The celebrated playwright says that a neighbour’s plan to expand their basement will shatter the crescent’s treasured peace and tranquillity.
‘The crescent has always been a quiet residential street where people lived for 20 years or more,’ says Hare. ‘Only in the past few years has it become a square on an investor and estate agent’s Monopoly board. That’s changing its character.’
The new owners of a neighbouring property want planning consent to rebuild an extension at the back of the house and revamp the cellar.

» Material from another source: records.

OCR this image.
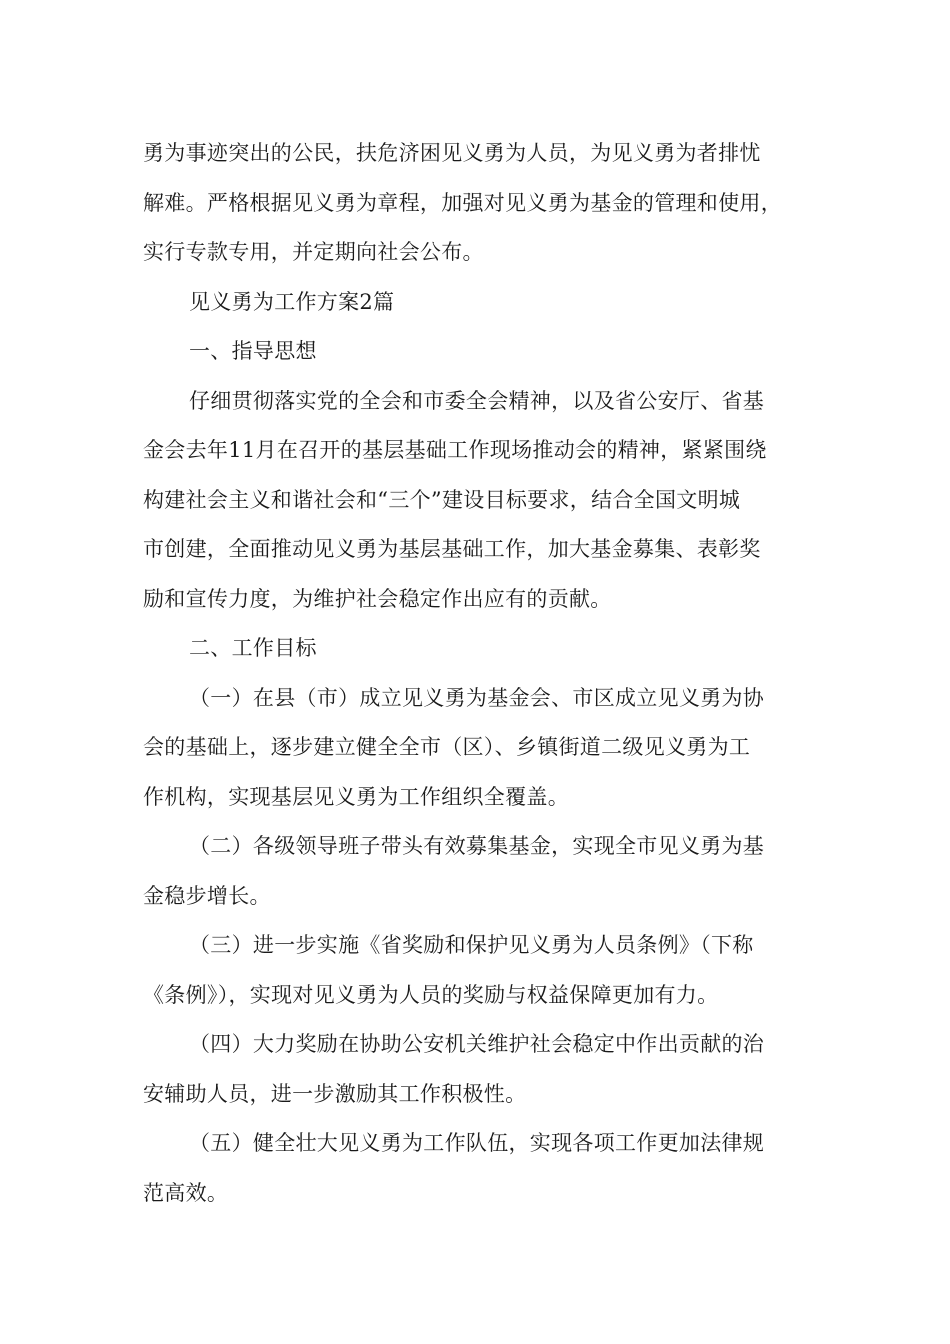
勇为事迹突出的公民，扶危济困见义勇为人员，为见义勇为者排忧
解难。严格根据见义勇为章程，加强对见义勇为基金的管理和使用，
实行专款专用，并定期向社会公布。
见义勇为工作方案2篇
一、指导思想
仔细贯彻落实党的全会和市委全会精神，以及省公安厅、省基
金会去年11月在召开的基层基础工作现场推动会的精神，紧紧围绕
构建社会主义和谐社会和“三个”建设目标要求，结合全国文明城
市创建，全面推动见义勇为基层基础工作，加大基金募集、表彰奖
励和宣传力度，为维护社会稳定作出应有的贡献。
二、工作目标
（一）在县（市）成立见义勇为基金会、市区成立见义勇为协
会的基础上，逐步建立健全全市（区）、乡镇街道二级见义勇为工
作机构，实现基层见义勇为工作组织全覆盖。
（二）各级领导班子带头有效募集基金，实现全市见义勇为基
金稳步增长。
（三）进一步实施《省奖励和保护见义勇为人员条例》（下称
《条例》），实现对见义勇为人员的奖励与权益保障更加有力。
（四）大力奖励在协助公安机关维护社会稳定中作出贡献的治
安辅助人员，进一步激励其工作积极性。
（五）健全壮大见义勇为工作队伍，实现各项工作更加法律规
范高效。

‘Basement work of this kind is now loathed in London for very good reason,’ adds Hare. ‘This street is losing its essential charm and character to people coming in and hollowing it out for commercial profit.’
The writer has approached the Town Hall, urging planners to reject the scheme. ‘These unnecessary basements are anti- social and destructive,’ says Sir David, who is married to fashion designer and sculptor Nicole Farhi. ‘In the interests of letting the crescent retain its essential character — quiet, peaceful, neighbourly — I implore the council to reject this application.’
Architect Piers Smerin, who filed the application on behalf of the new owner, says the plan was not a large basement extension, but sought simply to expand a small cellar at the front of the house. He said: ‘While it is technically described as basement work, it is pushing it to describe it as a basement — it is making an existing cellar space a little wider and deeper.’
This is not the first time Hare has found himself in conflict with neighbours. Sir David, 70, was previously forced to move out of his glass-roofed writing studio after an illegal two-storey extension blocked out the light.
‘I have already endured the noise, dirt and constant disruption for 18 months,’ he adds. ‘At times, I had to move out.’
Sir David wrote the script for The Reader — the film that won Kate Winslet an Oscar — in his studio, as well as plays including the Olivier award-winning Skylight and Pravda.